The ABC 80 (Advanced BASIC Computer 80) was a home computer engineered by the Swedish corporation Dataindustrier AB (DIAB) and manufactured by Luxor in Motala, Sweden in the late 1970s (first model August 1978) and early 1980s. It was based on the Zilog Z80 running at 3 MHz and had 16 KB RAM, expandable to 32 K, and 16 KB ROM containing a fast semi-compiling BASIC interpreter.
ABC 80 normally used a dedicated (included) tape recorder for program and data storage, but could also be expanded to handle disk drives (and many other peripherals). Some sound effects could be produced by a Texas Instruments SN76477 sound chip which was connected to an 8-bit output port, but there was no way to control the chip's features in any detail, so sound was limited to 96 fixed sounds. The monitor was a black and white TV set modified for the purpose (an obvious choice since Luxor also made TVs).

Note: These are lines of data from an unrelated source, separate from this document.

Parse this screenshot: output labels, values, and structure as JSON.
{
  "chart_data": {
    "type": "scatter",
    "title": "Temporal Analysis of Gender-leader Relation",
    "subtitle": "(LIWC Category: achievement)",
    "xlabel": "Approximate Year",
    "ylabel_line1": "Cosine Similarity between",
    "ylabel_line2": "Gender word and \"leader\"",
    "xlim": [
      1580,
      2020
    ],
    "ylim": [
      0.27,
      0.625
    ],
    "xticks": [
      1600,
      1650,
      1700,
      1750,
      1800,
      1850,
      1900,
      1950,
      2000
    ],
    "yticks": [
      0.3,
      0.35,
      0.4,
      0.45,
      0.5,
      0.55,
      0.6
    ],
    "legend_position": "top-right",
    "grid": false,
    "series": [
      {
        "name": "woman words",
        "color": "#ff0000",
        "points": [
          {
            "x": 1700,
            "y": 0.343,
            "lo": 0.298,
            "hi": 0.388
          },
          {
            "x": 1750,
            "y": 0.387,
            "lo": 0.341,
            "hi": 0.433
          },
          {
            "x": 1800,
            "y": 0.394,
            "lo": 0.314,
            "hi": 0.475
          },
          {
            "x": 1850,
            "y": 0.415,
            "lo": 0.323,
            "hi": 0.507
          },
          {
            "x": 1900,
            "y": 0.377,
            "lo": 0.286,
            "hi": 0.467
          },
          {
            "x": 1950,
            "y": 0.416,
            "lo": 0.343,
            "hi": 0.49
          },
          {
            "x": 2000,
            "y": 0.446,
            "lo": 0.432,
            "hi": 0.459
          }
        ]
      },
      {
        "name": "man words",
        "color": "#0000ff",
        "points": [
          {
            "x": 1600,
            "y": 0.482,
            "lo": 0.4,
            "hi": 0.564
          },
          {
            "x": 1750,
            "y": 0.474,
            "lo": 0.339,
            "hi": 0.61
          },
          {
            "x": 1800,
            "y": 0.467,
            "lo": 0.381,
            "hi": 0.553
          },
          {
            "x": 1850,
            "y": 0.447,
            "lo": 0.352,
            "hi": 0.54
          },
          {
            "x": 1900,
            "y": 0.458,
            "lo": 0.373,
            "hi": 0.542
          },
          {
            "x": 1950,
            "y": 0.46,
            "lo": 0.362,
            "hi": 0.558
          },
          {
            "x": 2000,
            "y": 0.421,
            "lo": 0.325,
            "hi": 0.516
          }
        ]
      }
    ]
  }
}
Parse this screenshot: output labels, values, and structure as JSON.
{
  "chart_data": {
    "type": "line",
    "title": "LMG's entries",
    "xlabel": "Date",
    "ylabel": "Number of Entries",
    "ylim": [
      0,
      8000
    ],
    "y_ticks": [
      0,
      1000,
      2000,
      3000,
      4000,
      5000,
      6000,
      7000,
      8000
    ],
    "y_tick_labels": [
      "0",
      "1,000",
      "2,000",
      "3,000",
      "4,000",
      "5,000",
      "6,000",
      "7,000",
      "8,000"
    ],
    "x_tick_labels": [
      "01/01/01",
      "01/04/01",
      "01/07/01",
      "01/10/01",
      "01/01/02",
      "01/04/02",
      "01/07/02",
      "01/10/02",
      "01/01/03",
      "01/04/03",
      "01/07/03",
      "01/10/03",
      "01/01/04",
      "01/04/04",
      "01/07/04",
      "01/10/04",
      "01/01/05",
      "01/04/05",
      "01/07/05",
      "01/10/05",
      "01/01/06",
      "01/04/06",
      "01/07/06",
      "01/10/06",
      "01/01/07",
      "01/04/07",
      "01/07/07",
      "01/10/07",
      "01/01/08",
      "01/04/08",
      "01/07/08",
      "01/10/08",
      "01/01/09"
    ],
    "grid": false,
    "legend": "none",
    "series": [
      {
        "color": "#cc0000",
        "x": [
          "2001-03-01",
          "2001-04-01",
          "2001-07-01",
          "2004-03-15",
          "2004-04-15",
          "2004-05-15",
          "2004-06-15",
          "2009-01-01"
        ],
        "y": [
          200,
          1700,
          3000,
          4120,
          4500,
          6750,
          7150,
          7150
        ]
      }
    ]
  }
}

ABC 80 was also manufactured on license as BRG ABC80 by Budapesti Rádiótechnikai Gyár in Hungary. It used the same keyboard, but the case was metal instead of plastic.
Luxor held on to its office market for a couple of years longer with the ABC 800 series, which had more memory and a 'high-resolution' graphics. In 1985 Luxor also tried to compete in the office market against the IBM PC with its ill-fated ABC 1600 and ABC 9000 series UNIX computers, but failed.
See also: Compis
BM1 BM2 BM3 BM4 BM5 BM6 BM7 BM8
ABC 80 Integer 0.3 1.1 3.5 3.5 3.6 5.8 9.3 6.5
ABC 80 Floating point 1.0 2.1 11.0 11.0 12.5 17.5 24.0 13.0
IBM PC 1.5 5.2 12.1 12.6 13.6 23.5 37.4 3.5
Apple III 1.7 7.2 13.5 14.5 16.0 27.0 42.5 7.5
VIC-20 1.4 8.3 15.5 17.1 18.3 27.2 42.7 9.9
ZX81 in "fast mode" 4.5 6.9 16.4 15.8 18.6 49.7 68.5 22.9
As seen from the table, the ABC 80 were up to 4.7 times as fast as the IBM PC using integers and up to 2.5 times as fast using floating point calculations. However, due to a sub-optimal exponentiation algorithm, the ABC 80 was slow on BM8 (which was fixed in the ABC 800). Compared to the cheap Sinclair ZX81, the ABC 80 was actually 15 times as fast on the simple loop of BM1 (with the ZX81 running in fast mode, i.e. without a continuous TV-picture).